Ceci ne satisfaisait personne, ni l'OKB ni les forces aériennes, et Tupolev décida donc de développer une nouvelle version du Tu-22M dès décembre 1969.

Tu-22M1 (Backfire-A)

L'attention fut d'abord portée sur la résistance de la cellule dont les essais statiques du Tu-22M0 avait montré les insuffisances. La nouvelle version M1 fut renforcée, en particulier aux ailes, dont l'envergure fut augmentée de 3 m. Malgré cela, la masse à vide de l'appareil fut réduit de 3 tonnes. Les moteurs NK-144-22 furent remplacés par des NK-22 de série. La forme des prises d'air fut modifiée, les vannes furent déplacées sur les côtés. L'équipement fut complété par un système de contrôle de stabilité automatique ABSU-145. Deux pylônes BD-45K furent fixés sous les ailes pour permettre à l'avion d'emporter de deux missiles Kh-22M.

Le premier exemplaire du Tu-22M1 en 1971. Tu-22M1 au cours d'un ravitaillement en vol.

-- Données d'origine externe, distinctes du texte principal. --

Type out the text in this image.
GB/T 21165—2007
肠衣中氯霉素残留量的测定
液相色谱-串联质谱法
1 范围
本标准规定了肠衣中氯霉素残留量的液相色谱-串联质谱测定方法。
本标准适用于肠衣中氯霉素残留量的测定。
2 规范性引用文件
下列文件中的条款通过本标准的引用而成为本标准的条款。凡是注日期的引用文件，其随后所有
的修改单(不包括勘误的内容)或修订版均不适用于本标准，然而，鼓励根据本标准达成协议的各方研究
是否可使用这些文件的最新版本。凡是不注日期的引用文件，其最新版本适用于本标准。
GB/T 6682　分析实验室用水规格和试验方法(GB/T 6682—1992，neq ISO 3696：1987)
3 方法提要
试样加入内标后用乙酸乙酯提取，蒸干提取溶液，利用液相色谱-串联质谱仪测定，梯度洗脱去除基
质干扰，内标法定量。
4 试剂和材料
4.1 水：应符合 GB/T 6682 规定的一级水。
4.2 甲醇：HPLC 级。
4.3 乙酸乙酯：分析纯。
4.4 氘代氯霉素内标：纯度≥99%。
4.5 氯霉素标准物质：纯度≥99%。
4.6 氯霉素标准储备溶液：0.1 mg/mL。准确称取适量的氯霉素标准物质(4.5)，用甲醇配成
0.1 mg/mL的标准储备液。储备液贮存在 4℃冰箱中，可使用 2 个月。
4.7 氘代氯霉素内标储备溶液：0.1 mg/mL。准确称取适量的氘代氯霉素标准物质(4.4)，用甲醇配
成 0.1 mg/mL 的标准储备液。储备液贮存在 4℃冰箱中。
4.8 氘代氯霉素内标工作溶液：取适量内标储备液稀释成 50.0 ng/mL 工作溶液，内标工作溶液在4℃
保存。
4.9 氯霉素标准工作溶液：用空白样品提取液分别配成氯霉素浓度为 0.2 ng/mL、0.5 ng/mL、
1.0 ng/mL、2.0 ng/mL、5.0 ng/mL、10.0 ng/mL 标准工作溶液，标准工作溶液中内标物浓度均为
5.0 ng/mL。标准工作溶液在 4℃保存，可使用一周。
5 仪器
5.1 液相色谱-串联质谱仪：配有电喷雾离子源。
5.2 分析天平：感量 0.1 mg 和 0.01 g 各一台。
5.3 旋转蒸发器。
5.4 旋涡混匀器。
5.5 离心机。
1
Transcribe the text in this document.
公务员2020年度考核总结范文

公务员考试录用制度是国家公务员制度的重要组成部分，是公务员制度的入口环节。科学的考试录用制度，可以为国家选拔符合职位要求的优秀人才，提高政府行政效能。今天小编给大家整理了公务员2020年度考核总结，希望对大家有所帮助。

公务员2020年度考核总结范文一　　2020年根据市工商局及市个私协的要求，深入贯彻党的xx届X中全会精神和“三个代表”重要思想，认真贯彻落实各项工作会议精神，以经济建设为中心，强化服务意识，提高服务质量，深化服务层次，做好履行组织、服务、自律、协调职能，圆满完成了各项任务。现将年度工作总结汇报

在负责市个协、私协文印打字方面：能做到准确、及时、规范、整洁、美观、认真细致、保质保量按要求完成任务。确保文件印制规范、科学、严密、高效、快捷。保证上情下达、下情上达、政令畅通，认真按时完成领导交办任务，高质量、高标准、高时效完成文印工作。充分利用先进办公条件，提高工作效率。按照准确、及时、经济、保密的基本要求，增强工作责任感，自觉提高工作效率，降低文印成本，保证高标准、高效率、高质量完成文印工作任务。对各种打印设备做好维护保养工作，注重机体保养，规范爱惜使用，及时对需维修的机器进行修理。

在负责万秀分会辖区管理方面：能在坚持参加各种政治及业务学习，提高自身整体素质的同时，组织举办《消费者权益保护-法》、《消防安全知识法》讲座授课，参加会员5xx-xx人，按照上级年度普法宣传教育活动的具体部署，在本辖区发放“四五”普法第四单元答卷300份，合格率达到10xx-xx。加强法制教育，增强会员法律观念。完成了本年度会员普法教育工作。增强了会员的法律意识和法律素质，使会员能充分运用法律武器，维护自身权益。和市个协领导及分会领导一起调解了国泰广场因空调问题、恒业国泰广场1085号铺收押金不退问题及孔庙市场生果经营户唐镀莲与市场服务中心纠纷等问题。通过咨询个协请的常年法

Tu-22M1 conservé à Riga.
(crédits photo : Denis Roschlau sur Airliners.net)

En juillet 1971, la fabrication du premier Tu-22M1 était achevée, et son premier vol survint le 28 juillet. À partir de la fin de 1972, 5 Tu-22M1 furent soumis aux essais de constructeur, au cours desquels furent examinées les qualités de vol et la stabilité avec et sans ABSU-145, de même que le domaine de vol et les performances des moteurs NK-22, le système d'armes, les brouilleurs... Ces essais furent terminés en 1975.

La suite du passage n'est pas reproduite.